Watching “Shoshana,” an appreciation grew for Michael Winterbottom as a man out of time, a director who seemed like cinema’s future upon first breaking onto the scene in 1990s with such provocations as an unsparing adaptation of Thomas Hardy’s “Jude” and films such as “Welcome to Sarajevo” and “Wonderland” that seized upon the immediacy of digital video at the turn of the century, and while that still holds true, his later career turn as a craftsman of William Wyler-esque versatility, remaining attuned to contemporary global issues in the packaging of old fashioned genre exercises, has been fascinating to watch and seemingly the best of all worlds when bringing new experiences to the screen with all the experience he already has.

One might worry that he’s attempting to take on too much in the opening moments of “Shoshana,” attempting to pack the tortured history of Palestine into narration over its title sequence. However, Winterbottom shows his wisdom in employing the dulcet voice of its title character (Irina Starshenbaum) to impart a legacy of occupation from the Ottoman Empire to the 1930s where the British hold control over the country, but with an influx of Jewish immigrants arriving in the run-up to World War II and tensions developing between the preexisting Arab population, it all seems up for grabs. Rival factions develop amongst the Jews about how best to co-exist, with the more defense-minded Haganah quietly beginning to arm themselves after long hoping to find a nonviolent resolution as their more militant counterparts the Irgun begin finding more support for once fringe beliefs and the fight has played out within Shoshana’s own family as the respected daughter of a late Zionist leader who has embraced the Haganah while her brother drifts more towards the Irgun.

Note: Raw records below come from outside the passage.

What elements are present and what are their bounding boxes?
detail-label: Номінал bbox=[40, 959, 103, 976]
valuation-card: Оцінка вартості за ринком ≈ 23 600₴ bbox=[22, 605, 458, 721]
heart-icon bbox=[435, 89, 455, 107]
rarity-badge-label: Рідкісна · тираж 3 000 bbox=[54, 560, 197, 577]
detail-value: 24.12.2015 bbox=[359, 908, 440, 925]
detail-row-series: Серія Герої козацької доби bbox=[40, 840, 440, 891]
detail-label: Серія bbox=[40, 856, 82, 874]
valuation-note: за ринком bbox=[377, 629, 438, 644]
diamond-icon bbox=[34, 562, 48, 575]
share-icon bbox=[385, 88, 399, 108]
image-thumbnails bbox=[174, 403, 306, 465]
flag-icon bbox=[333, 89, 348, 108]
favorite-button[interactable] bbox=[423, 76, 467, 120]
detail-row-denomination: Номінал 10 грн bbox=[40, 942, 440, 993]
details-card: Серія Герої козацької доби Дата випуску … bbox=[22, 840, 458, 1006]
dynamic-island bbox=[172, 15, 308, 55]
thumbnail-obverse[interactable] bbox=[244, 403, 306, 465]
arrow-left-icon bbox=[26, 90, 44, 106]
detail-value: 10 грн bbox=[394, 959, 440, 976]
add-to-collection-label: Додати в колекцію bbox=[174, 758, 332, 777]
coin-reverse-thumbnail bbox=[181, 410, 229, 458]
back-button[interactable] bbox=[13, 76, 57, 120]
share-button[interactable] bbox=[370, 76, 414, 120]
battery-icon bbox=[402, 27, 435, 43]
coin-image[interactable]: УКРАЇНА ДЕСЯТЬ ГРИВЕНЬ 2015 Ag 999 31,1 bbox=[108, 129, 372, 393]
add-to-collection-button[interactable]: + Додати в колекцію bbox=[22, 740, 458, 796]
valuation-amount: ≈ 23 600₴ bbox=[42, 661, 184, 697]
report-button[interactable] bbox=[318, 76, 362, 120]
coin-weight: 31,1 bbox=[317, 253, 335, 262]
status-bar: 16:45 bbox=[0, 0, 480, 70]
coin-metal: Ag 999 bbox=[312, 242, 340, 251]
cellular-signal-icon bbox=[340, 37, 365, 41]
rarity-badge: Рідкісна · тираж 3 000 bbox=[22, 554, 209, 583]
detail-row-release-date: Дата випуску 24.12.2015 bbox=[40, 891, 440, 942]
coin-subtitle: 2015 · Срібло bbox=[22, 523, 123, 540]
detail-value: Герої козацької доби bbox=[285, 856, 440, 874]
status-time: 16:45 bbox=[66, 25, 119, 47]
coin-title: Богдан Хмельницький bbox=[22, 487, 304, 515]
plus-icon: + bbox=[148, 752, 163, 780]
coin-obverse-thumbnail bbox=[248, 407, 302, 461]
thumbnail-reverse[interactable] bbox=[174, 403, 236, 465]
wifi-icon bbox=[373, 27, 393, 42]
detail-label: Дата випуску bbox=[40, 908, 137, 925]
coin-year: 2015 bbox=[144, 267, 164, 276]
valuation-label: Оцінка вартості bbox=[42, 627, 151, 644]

However, the film takes greater interest in another tie that Shoshana has — to Thomas Wilkin (Douglas Booth), a British officer who’s taken quite a liking to Tel Aviv and to her since being dispatched to police the area. While they take baby steps in making their relationship public, Wilkin has another partner foisted upon him professionally in Geoffrey Morton (Henry Melling), recently arrived from the contentious territory of Jenin and less invested in keeping the peace than asserting authority, a task he believes will be made easier by loosening up on the Irgun and its persuasive leader Avraham Stern (Aura Alby) and more tightly monitoring the Haganah. It’s largely left to history to know what a disastrous decision this was for the future of Palestine, but “Shoshana” can be enjoyed first as a crackling thriller when Morton’s vilification of the Haganah puts Wilkin’s relationship with Shoshana in jeopardy as extremism starts to take root on both sides and then understood more broadly as an unfortunately timeless tale of how foreign intervention can often lead to chaos for its native residents.

Although the feeling of inevitability around the tragedy unfolding is hard to stomach, it is quite easy to be absorbed in as if “Shoshana” were a drama actually made in the era it takes place in with top-notch production design from Sergio Tribastone, dynamic camerawork from Giles Nuttgens and in the film’s one anachronistic touch, a pleasing mix of composer David Holmes’ propulsive techno predilections with more classical standards. It certainly isn’t the only way in which “Shoshana” feels like it’s modern when Winterbottom and co-writers Laurence Coriat and Paul Viragh present a situation where looking back with a clear-eyed perspective on a struggle to decide upon the right way forward comes across as a startlingly prescient contemplation of where we are now.

“Shoshana” does not yet have U.S. distribution. It will next screen at the BFI London Film Festival on October 7th at the BFI Southbank, NFT 1 at 8:30 pm and October 10th at the ICA, Screen 1 at 3:15 pm.